C comme Cadre de piano
Pour évoquer la Beauté, Patrick Jouffret, designer français, a choisi de parler d’objets créés par l’humain pour accomplir ses rêves. Selon lui, au-delà des modes et des statuts, ils embellissent la fonction, rythment notre histoire et l’évolution de nos besoins. A travers cette sélection subjective, sous la forme d’un abécédaire, Patrick a la volonté d’explorer leur dimension cachée qui en font des pièces uniques, intemporelles et essentielles. Après notre découverte de l’histoire de la bicyclette, nous continuons cette série avec la lettre C comme Cadre de Piano !
Par sa taille et son poids, le piano à queue s’est imposé en tant que meuble et son esthétique a suivi les tendances décoratives des salons de son temps. Du piano forte de Cristofori aux récents modèles de Pleyel on peut deviner leur époque à travers leur style : la forme du coffre, la taille des pieds et des supports de pédales, les détails des bordures ou du porte partition, les ornements et décoration des flancs ou la finition du bois.
Mais à l’intérieur du coffre, on découvre une intemporelle beauté : le cadre en fonte. Né avec le romantisme, il a permis de gagner de la puissance sonore et de mieux résister au temps. Le fait qu’il soit masqué a poussé ses concepteurs à se concentrer sur l’essentiel. Définir l’architecture idéale pour gérer les tensions phénoménales et les résonances en fonction de la matière choisie. Anticiper les déformations du refroidissement lors de la fabrication et s’adapter à la forme du coffre, chaque choix de forme ou d’évidement ayant pour but d’alléger au mieux la structure.
Cette beauté qui s’ignore témoigne également de la modernité des techniques à une époque encore roucoulante. Deux visions du monde qui cohabitent au sein de l’instrument. L’une tournée vers la représentation, l’apparence et l’autre vers la performance et la science. La robe et le châssis.
Le fait est que des années plus tard, on est frappés par la modernité de ces formes dépourvues d’intentions stylistiques. Le bon design est aussi peu “designé” que possible….Bien sûr les artisans avaient le goût du bel ouvrage et soignaient les finitions des châssis mais ils n’avaient pas la responsabilité de flatter. Ainsi les tensions de formes ne se retrouvent pas enjolivées ou radicalisées. Elles sont traitées avec justesse.
Les rayons (arrondis des arêtes et des formes) sont régis par des besoins de renforcement. Les découpes parfois tranchées sont opérées pour guider la résonance ou gagner du poids (alléger le cadre sans perdre en efficience). En général seules la typographie de marque en relief et la silhouette induite par le cadre en bois attestent de leur temps.

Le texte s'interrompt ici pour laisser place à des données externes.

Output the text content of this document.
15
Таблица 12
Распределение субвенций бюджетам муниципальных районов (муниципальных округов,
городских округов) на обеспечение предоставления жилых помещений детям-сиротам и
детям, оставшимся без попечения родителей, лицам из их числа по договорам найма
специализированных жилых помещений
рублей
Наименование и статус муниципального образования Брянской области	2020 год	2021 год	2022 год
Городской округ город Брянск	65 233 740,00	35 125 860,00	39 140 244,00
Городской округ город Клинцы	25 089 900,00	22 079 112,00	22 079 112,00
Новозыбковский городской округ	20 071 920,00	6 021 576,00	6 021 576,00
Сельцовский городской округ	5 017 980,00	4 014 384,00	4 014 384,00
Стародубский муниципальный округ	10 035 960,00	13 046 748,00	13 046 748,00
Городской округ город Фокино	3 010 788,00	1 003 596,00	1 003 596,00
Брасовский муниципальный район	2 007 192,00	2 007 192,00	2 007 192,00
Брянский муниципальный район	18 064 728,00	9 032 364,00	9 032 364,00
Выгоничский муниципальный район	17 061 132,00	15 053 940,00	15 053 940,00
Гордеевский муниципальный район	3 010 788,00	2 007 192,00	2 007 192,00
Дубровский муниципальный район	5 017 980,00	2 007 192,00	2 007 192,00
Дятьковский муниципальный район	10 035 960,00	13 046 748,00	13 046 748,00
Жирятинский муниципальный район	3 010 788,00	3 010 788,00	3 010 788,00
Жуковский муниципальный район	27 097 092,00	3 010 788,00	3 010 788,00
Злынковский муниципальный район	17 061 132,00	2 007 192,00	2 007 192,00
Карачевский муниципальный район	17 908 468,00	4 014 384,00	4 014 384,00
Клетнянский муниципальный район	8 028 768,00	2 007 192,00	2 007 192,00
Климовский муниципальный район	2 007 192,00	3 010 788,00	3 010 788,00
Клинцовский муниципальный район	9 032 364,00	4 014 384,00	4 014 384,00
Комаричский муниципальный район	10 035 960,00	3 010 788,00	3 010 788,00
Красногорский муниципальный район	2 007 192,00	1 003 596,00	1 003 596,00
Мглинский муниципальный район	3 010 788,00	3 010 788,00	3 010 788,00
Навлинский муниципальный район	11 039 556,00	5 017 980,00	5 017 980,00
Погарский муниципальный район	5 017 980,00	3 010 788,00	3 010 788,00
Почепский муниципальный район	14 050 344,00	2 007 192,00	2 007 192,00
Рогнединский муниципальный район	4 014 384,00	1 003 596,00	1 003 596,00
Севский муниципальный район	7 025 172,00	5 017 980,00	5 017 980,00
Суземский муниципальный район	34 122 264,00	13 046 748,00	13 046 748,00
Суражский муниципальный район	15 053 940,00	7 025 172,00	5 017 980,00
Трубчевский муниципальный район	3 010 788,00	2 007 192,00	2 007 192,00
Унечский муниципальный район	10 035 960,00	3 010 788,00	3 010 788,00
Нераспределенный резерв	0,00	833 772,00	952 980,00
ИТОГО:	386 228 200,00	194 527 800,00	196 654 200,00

Peter S. Stevens dans son livre Les formes dans la nature nous prouve que les formes et structures qui nous entourent sont étrangement limitées. Un nuage de lait dans un expresso ressemble à la forme d’une galaxie, les fleuves et leurs ramifications sont générés par la même logique que nos artères et nos veines. De ces limitations proviennent l’harmonie et la beauté du monde naturel.
Les barres de tension du cadre de fonte sont comme les branches de l’arbre qui vont en s’amincissant à partir du tronc pour déployer les feuilles et capter le plus de lumière possible. Une vérité cosmique que l’on peine à comprendre est là devant nos yeux. Peut-être apparaît-elle lorsque nous cessons de souhaiter créer la beauté et laissons nos mains être guidées par la pureté mathématique.